Следует ли нам перед такой мощью биологической судьбы опустить руки и сдаться? Можем ли мы отнестись без уважения к биологическим силам, которые способны столь явно заявить о себе? Разве при такой предрасположенности судьба человека не определяется биологическими факторами, разве остается возможность определять судьбу свободным человеческим духом? Данные о наследуемой близнецами патологии подводят к фаталистическим выводам, опасным, поскольку они отрицают волю переломить «сидящую внутри» человека судьбу.
А теперь второй случай. Хофф и его коллеги в Венской клинике нервных заболеваний погружали испытуемых в гипноз для работы с чистыми аффектами. Под гипнозом участникам опыта представлялись то радостные переживания, то печальные. В этих экспериментах выяснилось, что титры антител к тифозным бациллам в реакции агглютинации заметно повышаются, если вакцина вводится в момент радостного возбуждения, по сравнению с титрами, которых удалось добиться в периоды искусственно вызванных огорчений. Эти исследования проливают свет на причины, по которым ипохондрики и чересчур боязливые люди имеют низкую сопротивляемость инфекциям, а также объясняют, почему исполненные чувства долга медсестры, которые работают во время эпидемий или даже в изоляторах для прокаженных, оказываются до такой степени неуязвимы к этим страшным заболеваниям, что одни видят в этом «чудо», а другие – «сказки».
Мы считаем бесцельным вечное противопоставление «силы духа» и «власти природы». Мы уже говорили, что и та и другая сила заключены в человеке, обе взаимодействуют в нем. Человек – обитатель многих царств, потому его жизнь – вечное напряжение, битва противоположностей. Если мы вздумаем противопоставлять эти две силы, начнем сравнивать их воздействие, то с большой вероятностью добьемся «ничьей». Однако ничья, как правило, – результат наиболее ожесточенного противоборства. К вечной борьбе между свободой и внутренней и внешней судьбой сводится жизнь человека. Ни в коем случае нельзя недооценивать эти элементы судьбы, особенно биологическую предрасположенность, но мы, психотерапевты, видим здесь скорее поприще для окончательного испытания человеческой свободы. Хотя бы ради эвристической стороны своей работы мы вынуждены держаться так, словно границы свободного «могу» намного – бесконечно – шире определяемого судьбой «вынужден», тогда мы сумеем зайти так далеко, как это возможно (Рудольф Аллерс).
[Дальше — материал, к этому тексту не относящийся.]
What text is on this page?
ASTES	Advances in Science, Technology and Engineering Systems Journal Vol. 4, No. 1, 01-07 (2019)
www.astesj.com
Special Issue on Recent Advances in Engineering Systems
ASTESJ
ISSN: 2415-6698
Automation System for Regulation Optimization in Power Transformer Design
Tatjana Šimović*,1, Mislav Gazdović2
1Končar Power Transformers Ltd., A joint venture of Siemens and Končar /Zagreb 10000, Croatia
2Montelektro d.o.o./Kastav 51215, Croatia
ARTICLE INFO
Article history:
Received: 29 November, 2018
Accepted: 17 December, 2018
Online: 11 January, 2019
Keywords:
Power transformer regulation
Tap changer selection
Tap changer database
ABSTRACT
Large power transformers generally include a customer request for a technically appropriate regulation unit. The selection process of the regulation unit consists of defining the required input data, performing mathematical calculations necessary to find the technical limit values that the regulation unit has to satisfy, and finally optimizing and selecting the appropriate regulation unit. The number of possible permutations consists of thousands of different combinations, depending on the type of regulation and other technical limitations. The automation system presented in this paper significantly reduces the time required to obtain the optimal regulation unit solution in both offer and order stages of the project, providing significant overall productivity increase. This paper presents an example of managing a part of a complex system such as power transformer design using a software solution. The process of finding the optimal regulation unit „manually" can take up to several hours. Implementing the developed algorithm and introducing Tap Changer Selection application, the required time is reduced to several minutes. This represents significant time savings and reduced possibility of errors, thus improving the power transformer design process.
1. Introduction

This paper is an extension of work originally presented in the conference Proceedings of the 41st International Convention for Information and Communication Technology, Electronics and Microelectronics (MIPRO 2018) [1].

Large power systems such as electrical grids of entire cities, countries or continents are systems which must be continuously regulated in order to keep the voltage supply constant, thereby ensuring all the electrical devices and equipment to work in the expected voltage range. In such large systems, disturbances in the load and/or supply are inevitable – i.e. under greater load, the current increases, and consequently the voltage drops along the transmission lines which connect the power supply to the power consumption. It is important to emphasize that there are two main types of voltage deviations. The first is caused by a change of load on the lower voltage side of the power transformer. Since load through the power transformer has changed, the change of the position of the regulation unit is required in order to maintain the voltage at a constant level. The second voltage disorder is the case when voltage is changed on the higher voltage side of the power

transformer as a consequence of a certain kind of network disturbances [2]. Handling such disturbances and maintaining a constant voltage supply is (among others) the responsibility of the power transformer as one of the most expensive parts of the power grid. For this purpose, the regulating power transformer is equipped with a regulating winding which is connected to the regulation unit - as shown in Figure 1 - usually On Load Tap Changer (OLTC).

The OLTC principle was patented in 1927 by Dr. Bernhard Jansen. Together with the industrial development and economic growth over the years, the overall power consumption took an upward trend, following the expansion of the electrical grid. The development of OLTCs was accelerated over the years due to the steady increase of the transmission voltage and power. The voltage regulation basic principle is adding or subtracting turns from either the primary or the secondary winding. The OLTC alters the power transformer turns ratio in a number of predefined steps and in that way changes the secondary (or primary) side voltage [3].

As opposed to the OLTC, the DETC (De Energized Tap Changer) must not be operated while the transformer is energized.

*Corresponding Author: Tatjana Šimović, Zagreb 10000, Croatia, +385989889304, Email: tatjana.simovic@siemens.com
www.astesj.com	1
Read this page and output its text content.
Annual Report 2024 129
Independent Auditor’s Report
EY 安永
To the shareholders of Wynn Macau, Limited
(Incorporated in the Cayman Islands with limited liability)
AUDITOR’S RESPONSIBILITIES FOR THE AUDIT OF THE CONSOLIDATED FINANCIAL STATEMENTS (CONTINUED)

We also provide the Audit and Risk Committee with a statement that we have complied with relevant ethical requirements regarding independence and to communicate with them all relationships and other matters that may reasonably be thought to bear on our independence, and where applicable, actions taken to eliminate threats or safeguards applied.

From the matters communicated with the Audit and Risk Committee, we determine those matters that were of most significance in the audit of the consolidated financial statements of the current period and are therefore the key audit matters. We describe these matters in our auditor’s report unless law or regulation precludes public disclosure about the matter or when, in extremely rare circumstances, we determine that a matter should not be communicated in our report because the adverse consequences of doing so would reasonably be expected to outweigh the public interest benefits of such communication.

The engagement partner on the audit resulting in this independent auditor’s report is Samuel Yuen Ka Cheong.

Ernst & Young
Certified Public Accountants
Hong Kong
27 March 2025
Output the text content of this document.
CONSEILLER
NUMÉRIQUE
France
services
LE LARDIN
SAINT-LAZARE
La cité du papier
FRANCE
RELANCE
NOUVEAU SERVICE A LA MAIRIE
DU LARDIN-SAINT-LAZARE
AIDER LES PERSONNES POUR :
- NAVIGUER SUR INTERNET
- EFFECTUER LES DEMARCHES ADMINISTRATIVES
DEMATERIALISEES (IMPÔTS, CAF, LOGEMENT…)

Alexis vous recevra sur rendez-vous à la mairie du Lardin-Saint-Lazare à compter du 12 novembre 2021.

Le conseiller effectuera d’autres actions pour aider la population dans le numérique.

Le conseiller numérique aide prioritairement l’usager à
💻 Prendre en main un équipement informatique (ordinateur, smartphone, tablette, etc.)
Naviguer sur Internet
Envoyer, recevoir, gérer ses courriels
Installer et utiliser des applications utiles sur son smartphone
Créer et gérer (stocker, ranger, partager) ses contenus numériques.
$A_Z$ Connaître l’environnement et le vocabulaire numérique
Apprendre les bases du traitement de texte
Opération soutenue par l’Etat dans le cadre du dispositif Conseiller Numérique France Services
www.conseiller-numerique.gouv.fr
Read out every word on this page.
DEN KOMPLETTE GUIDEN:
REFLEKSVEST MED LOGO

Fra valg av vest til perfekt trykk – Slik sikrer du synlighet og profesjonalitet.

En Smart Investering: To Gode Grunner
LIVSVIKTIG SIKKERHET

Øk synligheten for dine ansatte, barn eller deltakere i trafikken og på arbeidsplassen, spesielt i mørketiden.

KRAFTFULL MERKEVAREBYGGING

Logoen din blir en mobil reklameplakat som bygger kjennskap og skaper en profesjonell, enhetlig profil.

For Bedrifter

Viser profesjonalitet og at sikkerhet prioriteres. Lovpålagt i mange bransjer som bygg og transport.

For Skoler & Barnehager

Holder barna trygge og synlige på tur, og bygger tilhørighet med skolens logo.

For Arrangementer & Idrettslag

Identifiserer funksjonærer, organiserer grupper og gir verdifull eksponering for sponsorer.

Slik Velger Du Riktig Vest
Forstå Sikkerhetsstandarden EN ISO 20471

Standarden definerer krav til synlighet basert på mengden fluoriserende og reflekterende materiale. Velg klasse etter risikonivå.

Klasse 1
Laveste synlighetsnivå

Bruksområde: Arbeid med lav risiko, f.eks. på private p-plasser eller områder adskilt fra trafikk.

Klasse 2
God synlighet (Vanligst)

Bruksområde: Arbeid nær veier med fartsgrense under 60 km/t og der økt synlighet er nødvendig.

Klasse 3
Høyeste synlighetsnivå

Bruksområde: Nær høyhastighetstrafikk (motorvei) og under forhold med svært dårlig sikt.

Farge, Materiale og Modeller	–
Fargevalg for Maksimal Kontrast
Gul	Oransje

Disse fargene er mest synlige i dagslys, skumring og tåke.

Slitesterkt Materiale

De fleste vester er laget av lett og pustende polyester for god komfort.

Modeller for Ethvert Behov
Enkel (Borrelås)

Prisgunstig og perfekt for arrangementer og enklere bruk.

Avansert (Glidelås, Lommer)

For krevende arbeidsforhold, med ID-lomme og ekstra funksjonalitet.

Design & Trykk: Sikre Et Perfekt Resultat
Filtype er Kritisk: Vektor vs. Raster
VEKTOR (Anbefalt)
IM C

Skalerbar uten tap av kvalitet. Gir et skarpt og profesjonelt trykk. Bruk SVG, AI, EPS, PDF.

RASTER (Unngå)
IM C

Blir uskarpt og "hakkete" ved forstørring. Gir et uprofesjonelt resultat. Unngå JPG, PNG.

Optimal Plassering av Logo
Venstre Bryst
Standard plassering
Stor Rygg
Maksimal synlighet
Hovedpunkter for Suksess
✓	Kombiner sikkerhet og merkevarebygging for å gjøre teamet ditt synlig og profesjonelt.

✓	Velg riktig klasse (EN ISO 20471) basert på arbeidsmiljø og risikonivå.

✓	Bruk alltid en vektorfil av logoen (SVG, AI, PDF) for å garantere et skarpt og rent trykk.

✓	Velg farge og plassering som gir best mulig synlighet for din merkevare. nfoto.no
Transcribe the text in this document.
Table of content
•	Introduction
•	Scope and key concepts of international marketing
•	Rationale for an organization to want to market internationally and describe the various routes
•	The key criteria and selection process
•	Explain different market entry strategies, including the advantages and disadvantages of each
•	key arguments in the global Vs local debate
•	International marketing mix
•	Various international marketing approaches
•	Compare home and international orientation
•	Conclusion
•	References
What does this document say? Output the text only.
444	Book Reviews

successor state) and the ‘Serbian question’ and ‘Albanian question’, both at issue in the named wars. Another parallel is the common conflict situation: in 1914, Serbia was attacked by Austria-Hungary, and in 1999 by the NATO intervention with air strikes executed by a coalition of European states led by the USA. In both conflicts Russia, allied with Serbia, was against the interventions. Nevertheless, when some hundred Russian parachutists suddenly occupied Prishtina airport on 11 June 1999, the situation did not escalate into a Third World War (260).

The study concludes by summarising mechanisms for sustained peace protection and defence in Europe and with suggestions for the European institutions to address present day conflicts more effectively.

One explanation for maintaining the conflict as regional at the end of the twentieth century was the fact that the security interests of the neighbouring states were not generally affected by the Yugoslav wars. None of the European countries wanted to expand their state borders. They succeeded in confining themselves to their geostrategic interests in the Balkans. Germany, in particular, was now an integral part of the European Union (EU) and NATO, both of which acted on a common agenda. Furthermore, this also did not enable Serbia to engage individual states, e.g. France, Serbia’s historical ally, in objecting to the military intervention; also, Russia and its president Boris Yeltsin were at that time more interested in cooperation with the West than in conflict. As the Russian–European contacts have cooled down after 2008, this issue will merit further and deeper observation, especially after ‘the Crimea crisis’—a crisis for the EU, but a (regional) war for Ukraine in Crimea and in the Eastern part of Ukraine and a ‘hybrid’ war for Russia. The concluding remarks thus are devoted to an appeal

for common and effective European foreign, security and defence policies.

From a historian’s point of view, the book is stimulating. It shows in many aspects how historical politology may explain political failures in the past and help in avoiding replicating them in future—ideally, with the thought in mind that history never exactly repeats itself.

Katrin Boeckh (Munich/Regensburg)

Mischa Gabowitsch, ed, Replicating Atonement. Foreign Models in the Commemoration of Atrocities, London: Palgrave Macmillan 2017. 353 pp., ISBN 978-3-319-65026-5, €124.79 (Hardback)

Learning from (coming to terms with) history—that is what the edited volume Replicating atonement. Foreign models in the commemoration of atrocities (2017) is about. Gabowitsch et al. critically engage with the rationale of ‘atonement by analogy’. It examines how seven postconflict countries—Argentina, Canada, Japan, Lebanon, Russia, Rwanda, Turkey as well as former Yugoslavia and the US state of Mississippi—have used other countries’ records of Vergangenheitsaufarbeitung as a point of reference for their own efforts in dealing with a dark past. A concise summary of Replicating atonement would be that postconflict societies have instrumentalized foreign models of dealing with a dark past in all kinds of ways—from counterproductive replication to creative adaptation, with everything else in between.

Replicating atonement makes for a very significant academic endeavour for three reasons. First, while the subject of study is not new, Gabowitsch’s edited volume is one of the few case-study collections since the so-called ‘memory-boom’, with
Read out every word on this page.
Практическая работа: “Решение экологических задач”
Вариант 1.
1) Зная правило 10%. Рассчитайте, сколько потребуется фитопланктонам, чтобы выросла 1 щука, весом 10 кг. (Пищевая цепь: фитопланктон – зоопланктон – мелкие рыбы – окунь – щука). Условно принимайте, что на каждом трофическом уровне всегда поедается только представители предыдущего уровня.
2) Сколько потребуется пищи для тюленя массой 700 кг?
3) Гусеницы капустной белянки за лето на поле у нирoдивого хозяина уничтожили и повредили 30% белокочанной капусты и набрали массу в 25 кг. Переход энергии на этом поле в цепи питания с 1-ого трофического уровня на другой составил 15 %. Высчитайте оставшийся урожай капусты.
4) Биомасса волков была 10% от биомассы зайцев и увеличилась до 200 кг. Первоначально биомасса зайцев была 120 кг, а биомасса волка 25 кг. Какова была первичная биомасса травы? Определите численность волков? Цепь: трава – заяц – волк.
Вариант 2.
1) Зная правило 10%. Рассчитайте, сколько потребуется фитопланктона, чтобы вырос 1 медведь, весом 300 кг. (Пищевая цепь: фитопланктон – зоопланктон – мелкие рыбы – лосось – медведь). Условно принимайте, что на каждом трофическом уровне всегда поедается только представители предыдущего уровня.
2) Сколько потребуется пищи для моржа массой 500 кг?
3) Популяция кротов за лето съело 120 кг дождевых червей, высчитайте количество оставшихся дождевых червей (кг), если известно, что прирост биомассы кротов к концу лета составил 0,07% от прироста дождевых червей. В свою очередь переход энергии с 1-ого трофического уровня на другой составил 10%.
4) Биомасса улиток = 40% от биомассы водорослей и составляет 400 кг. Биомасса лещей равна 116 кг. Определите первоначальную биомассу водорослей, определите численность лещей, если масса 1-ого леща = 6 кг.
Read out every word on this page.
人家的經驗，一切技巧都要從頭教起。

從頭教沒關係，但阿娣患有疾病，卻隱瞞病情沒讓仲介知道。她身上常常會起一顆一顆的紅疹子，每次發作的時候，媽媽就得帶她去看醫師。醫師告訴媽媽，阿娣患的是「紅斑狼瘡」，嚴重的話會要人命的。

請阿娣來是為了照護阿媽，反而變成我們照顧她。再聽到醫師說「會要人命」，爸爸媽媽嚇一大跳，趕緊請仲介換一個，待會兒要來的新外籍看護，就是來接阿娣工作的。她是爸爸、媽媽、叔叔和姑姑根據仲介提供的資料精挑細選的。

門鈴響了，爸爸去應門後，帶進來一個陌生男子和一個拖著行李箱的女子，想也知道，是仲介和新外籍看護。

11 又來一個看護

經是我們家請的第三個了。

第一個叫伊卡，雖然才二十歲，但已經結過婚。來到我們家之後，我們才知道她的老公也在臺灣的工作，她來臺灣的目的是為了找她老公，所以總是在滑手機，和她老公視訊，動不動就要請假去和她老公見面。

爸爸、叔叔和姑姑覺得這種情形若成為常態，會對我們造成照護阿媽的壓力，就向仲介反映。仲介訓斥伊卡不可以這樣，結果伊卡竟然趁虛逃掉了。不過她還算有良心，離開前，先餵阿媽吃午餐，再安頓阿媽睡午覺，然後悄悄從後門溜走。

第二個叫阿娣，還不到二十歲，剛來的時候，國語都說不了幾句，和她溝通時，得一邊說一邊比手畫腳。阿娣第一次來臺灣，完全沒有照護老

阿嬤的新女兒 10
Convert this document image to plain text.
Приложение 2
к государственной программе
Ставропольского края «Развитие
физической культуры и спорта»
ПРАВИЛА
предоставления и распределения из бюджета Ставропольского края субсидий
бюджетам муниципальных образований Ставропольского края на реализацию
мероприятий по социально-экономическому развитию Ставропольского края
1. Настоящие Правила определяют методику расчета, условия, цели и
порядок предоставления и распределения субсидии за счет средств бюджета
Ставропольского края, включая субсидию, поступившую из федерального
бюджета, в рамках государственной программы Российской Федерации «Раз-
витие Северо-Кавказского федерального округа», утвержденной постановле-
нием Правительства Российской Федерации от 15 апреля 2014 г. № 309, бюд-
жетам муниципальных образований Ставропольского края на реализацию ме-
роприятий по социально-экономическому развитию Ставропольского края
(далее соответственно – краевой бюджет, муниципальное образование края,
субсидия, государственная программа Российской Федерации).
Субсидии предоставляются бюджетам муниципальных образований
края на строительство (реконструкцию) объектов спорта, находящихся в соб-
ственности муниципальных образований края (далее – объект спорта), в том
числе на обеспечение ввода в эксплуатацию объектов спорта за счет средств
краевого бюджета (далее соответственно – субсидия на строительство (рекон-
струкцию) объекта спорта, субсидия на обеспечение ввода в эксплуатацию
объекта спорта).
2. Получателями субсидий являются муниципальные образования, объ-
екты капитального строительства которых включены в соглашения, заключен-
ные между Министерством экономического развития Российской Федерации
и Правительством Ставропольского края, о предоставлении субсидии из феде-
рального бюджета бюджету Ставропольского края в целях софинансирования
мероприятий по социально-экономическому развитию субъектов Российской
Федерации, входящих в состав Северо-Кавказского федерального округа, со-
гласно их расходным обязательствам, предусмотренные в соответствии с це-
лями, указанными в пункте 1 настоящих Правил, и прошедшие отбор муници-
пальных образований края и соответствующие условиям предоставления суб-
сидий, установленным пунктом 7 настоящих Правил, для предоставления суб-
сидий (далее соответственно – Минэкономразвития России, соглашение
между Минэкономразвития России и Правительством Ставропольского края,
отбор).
Даже там, где психология вплотную подходит к области психического, к патологии мозга, происходящие на телесном уровне болезненные изменения еще не есть окончательная судьба, это исходный пункт для свободного ее формирования. Именно в этом смысле говорят о «пластичности» мозга: нам известно, что при поражении определенных участков мозга другие его участки выступают «заместителями», берут на себя их функции, так что со временем работа мозга может полностью восстановиться. Американский нейрохирург Дэнди удалял целиком кору правого полушария (у правшей), и в результате не наступали сколько-нибудь значительные душевные расстройства. Другой вопрос, как подействуют на пациента и на его близких физические последствия такой операции, то есть паралич всей левой половины тела, но этот вопрос касается уже мировоззренческих первооснов медицинской профессии.
Сегодня мы еще не знаем, не пребывают ли в праздности большие участки головного мозга. Пока не удалось выяснить, задействованы ли все наши ганглии (но факт, что функции поврежденных участков мозга берут на себя другие, вроде бы говорит о наличии свободных клеток). Самое важное из недавних открытий: филогенетическое развитие головного мозга происходит скачками, число ганглий увеличивается не плавно, а внезапно удваивается. Кто же возьмется утверждать, что люди реализовали все возможности, соответствующие нынешней ступени организации человеческого мозга? Разве нет оснований думать, что функциональное развитие отстает от максимальных возможностей, от тех результатов, которые демонстрирует этот орган?